Yukarıda açıklanan madde hükümlerinden, Zorunlu Mali Sorumluluk Sigortası; motorlu bir aracın karayolunda işletilmesi sırasında, bir kimsenin ölümüne veya yaralanmasına veya bir şeyin zarara uğramasına neden olması halinde, o aracı işletenin zarara uğrayan 3. kişilere karşı olan sorumluluğunu belli limitler dahilinde karşılamayı amaçlayan ve yasaca yapılması zorunlu kılınan bir zarar sigortası türü olduğu anlaşılmaktadır.
Motorlu araçların işletilme tehlikesine karşı, zarar gören üçüncü şahısları, korumak amacıyla getirilmiş olan bu düzenleme ile öngörülen sorumluluğunun bir kusur sorumluluğu olmayıp, sebep sorumluluğu olduğu; böylece araç işletenin sorumluluğunun sebep sorumluluğunun ikinci türü olan tehlike sorumluluğuna ilişkin bulunduğu, öğretide ve yargısal içtihatlarla kabul edilmektedir. (EREN Fikret, Borçlar Hukuku, 9. B, s. 631 vd.; KILIÇOĞLU Ahmet, Borçlar Hukuku, 10. B., s. 264 vd.).

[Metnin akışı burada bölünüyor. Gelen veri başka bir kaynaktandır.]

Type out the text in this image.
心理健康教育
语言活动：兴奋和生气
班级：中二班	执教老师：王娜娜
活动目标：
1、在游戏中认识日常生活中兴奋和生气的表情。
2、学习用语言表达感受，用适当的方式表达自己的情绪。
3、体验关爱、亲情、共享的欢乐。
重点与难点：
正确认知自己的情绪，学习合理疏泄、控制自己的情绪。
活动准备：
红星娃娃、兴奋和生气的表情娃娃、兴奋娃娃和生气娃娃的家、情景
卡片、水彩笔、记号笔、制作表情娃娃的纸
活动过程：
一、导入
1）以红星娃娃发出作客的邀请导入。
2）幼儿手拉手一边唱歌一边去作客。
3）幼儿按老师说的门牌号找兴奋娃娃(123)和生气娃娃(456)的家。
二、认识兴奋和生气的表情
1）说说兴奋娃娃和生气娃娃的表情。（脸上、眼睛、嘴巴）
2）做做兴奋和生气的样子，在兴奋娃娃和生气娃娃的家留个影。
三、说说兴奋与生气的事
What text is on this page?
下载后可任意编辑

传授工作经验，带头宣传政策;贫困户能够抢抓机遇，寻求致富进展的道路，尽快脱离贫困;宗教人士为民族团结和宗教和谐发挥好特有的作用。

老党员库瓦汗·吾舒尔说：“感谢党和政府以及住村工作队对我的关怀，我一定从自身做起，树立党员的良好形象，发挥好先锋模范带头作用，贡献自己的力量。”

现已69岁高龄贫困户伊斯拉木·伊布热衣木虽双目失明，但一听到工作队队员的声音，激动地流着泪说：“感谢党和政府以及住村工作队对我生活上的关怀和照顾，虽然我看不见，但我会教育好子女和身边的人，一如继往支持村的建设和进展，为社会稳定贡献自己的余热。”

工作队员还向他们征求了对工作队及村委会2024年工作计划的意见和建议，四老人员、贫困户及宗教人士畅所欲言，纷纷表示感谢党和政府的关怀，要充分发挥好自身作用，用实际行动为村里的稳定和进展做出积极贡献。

2918 sayılı Kanunun 86. maddesinde ise, bu Kanun’un 85. maddesinde düzenlenen sorumluluktan kurtulma ve sorumluluğu azaltma koşullarına yer verilmiştir.
Bu düzenlemelere göre, araç işleteni veya araç işleteninin bağlı bulunduğu teşebbüs sahibi, kendisinin veya eylemlerinden sorumlu tutulduğu kişilerin kusuru bulunmaksızın ve araçtaki bozukluk kazayı etkilemiş olmaksızın kazanın bir mücbir sebepten veya zarar görenin veya üçüncü kişinin ağır kusurundan ileri geldiğini ispat ederse sorumluluktan kurtulabilecek; sorumluluktan kurtulamayan işleten veya araç işleticisinin bağlı olduğu teşebbüs sahibi ise kazanın oluşunda zarar görenin kusurunun bulunduğunu ispat ederse, hakim, durum ve şartlara göre tazminat miktarını indirebilecektir.
Burada kanun koyucu zarar görenin kusuru nispetinde indirim yapılabileceğini öngörmüş ve indirimi zorunlu tutmayarak hâkimin taktirine bırakmıştır. Uygulama ve öğretide de (S. Ünan, “Ergün A. Çetingil ve Rayegan Kender’e 50. Birlikte Çalışma Yılı Armağanı 2007”, s. 1180) bu husus kabul edilmektedir.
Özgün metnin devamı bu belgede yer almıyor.